A study can be flawed in many ways, and while many flaws still allow us to apply study results to patients, we need to understand these limitations. It is also insufficient to trust factors such as a medical journal’s impact factor or prestige: Many examples of suboptimal evidence come from higher-tier journals, and it has been estimated that even in the top internal medicine journals up to 50% of papers contain significant design and analysis errors.
While the growth of EBM has directed increasing attention to these issues, the onus remains on the literature consumer to critically appraise the evidence in order to make treatment decisions in as informed a manner as is possible.
Results from a valid study can be expected to be unbiased. In other words, these results should portray the true underlying effect of interest. There are many threats to a study’s validity. Such factors must be evaluated to ensure that they do not systematically affect results and therefore alter the correct interpretation of study findings.
The primary goal of any unbiased study design is to make the comparison groups as similar as possible for all factors potentially affecting the outcome of interest—except for the intervention or exposure of interest. If the only difference between groups’ histories, comorbidities, study experiences, and so on is the intervention or exposure, we can be more confident that any observed outcome differences are due to the exposure rather than other confounding variables.
For example, consider a trial of treatment options for esophageal cancer in which twice as many control group patients smoked as in the intervention group. If the intervention group had better outcomes, we would not know whether this was due to the intervention or to the lower smoking rates in the treatment arm of the study. A well-designed, valid study will make every effort to minimize such problems. This principle applies to all study designs, including observational designs such as case-control and cohort studies, and experimental designs such as the classic randomized controlled trial. We will briefly present a few of the key threats to study validity in this segment of the series. We will focus on clinical trial designs, but the same principles apply to observational designs as well.
Minimize Bias and Protect Study Validity
Randomization: If we wish to make study groups similar on all variables other than the exposure of interest, and we can assign interventions such as in a clinical trial, we can maximize validity by appropriately randomizing patients to intervention groups. Randomization has the effect of balancing comparison groups with respect to both recognized and unrecognized factors that may affect outcomes.

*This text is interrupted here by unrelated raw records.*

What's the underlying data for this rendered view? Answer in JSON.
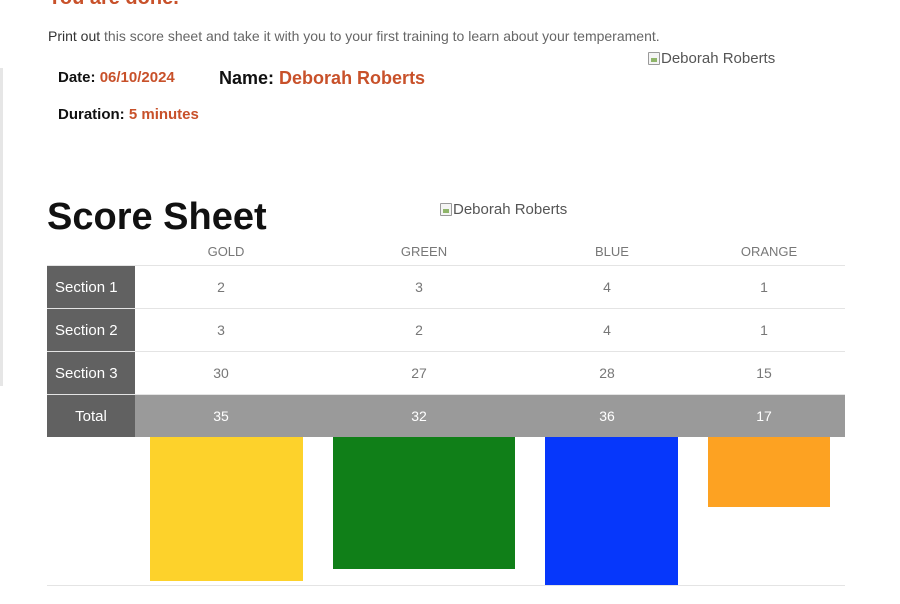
{
  "heading": {
    "done_text": "You are done."
  },
  "intro": {
    "strong": "Print out",
    "rest": " this score sheet and take it with you to your first training to learn about your temperament."
  },
  "meta": {
    "date_label": "Date:",
    "date_value": "06/10/2024",
    "name_label": "Name:",
    "name_value": "Deborah Roberts",
    "duration_label": "Duration:",
    "duration_value": "5 minutes"
  },
  "images": {
    "top_alt": "Deborah Roberts",
    "mid_alt": "Deborah Roberts"
  },
  "score_sheet": {
    "title": "Score Sheet",
    "columns": [
      "GOLD",
      "GREEN",
      "BLUE",
      "ORANGE"
    ],
    "rows": [
      {
        "label": "Section 1",
        "values": [
          2,
          3,
          4,
          1
        ]
      },
      {
        "label": "Section 2",
        "values": [
          3,
          2,
          4,
          1
        ]
      },
      {
        "label": "Section 3",
        "values": [
          30,
          27,
          28,
          15
        ]
      }
    ],
    "total": {
      "label": "Total",
      "values": [
        35,
        32,
        36,
        17
      ]
    }
  },
  "chart_data": {
    "type": "bar",
    "categories": [
      "GOLD",
      "GREEN",
      "BLUE",
      "ORANGE"
    ],
    "values": [
      35,
      32,
      36,
      17
    ],
    "colors": [
      "#fdd22b",
      "#107f18",
      "#0637fb",
      "#fda222"
    ]
  }
}
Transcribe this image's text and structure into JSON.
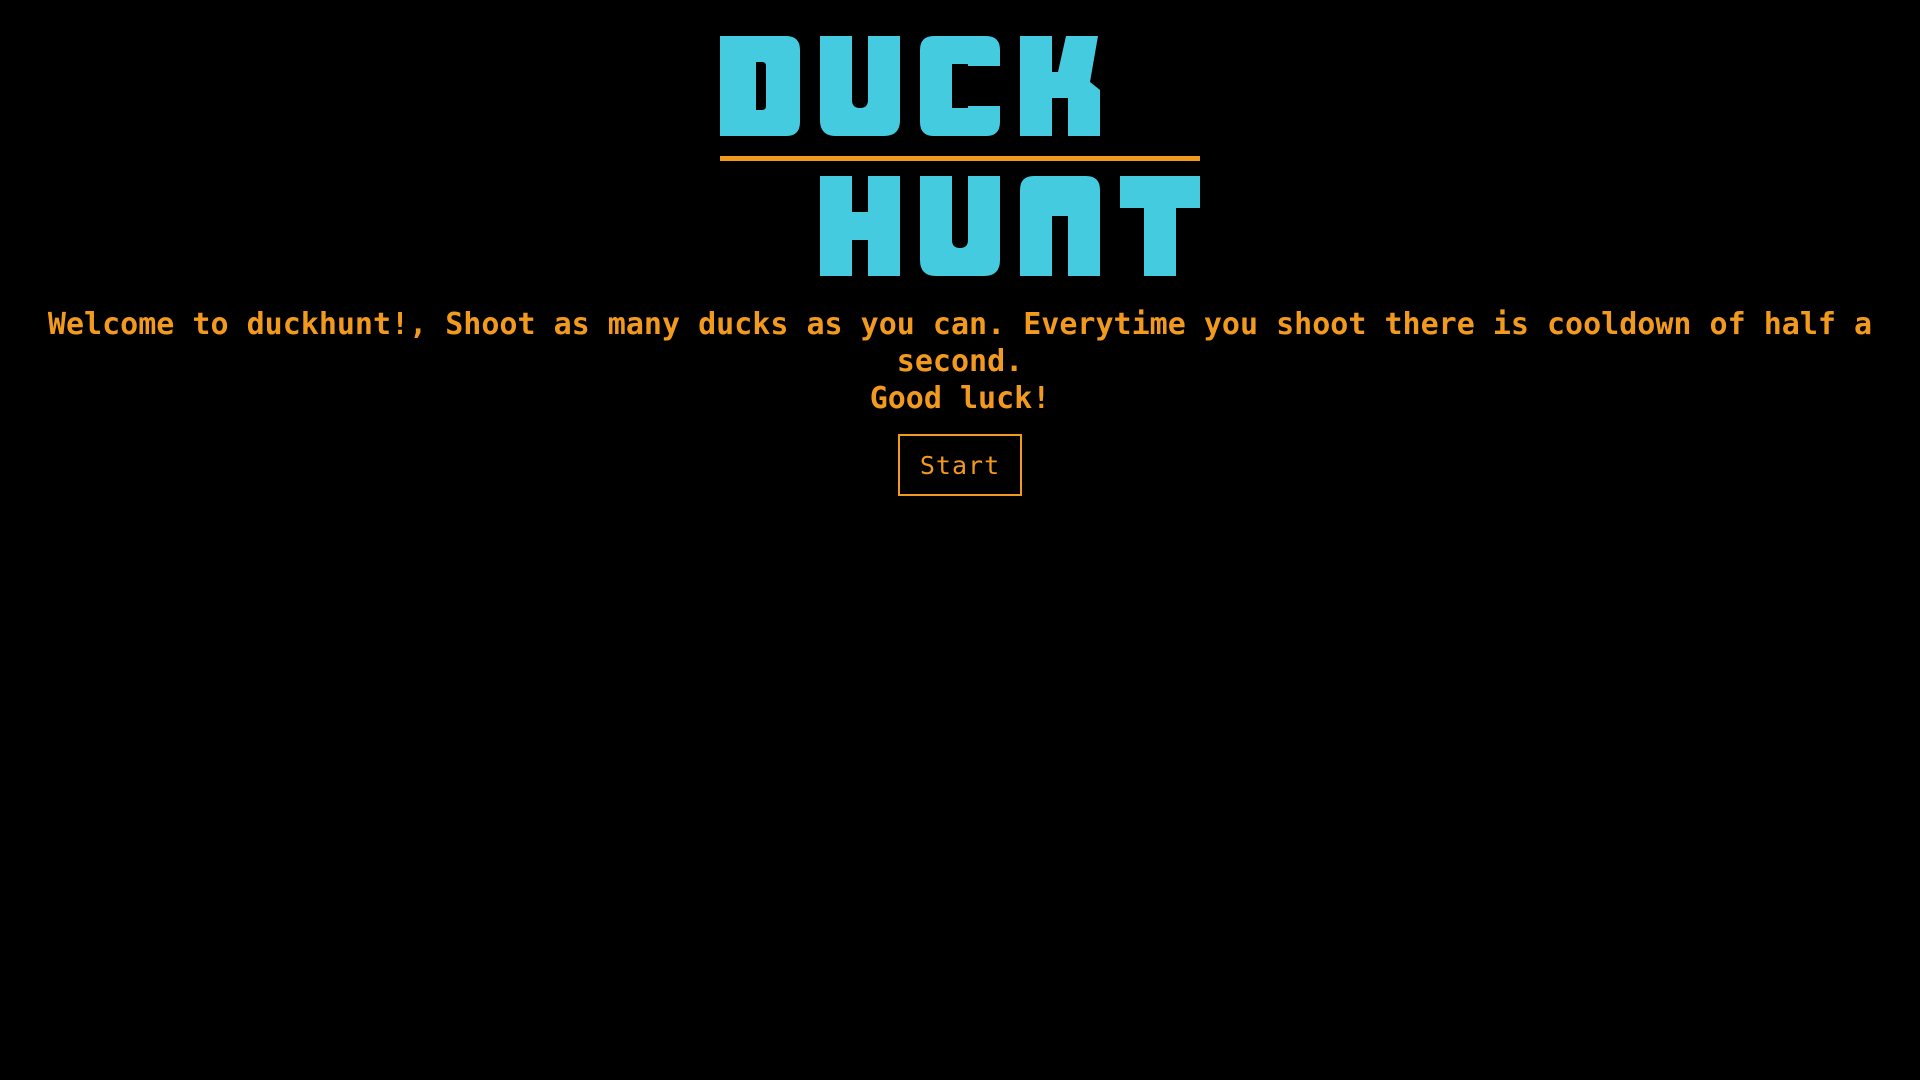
{
  "logo": {
    "word_top": "DUCK",
    "word_bottom": "HUNT",
    "letter_color": "#45cbe0",
    "rule_color": "#f29a1e"
  },
  "intro": {
    "line1": "Welcome to duckhunt!, Shoot as many ducks as you can. Everytime you shoot there is cooldown of half a second.",
    "line2": "Good luck!"
  },
  "start_button": {
    "label": "Start"
  },
  "colors": {
    "background": "#000000",
    "accent": "#f29a1e"
  }
}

A key feature to look for in a randomization procedure is that the randomization algorithm is in fact completely random. It should be impossible to predict for any study subject to which group they will be randomized. Therefore, for example, procedures systematically alternating subject assignments among groups (A-B-A-B- … ) are not truly random and do not confer the validity benefits of true randomization. It is also important that the randomization process be separate from all other aspects of the study, so that no other factors may influence group assignment. This is closely related to the concept of blinding.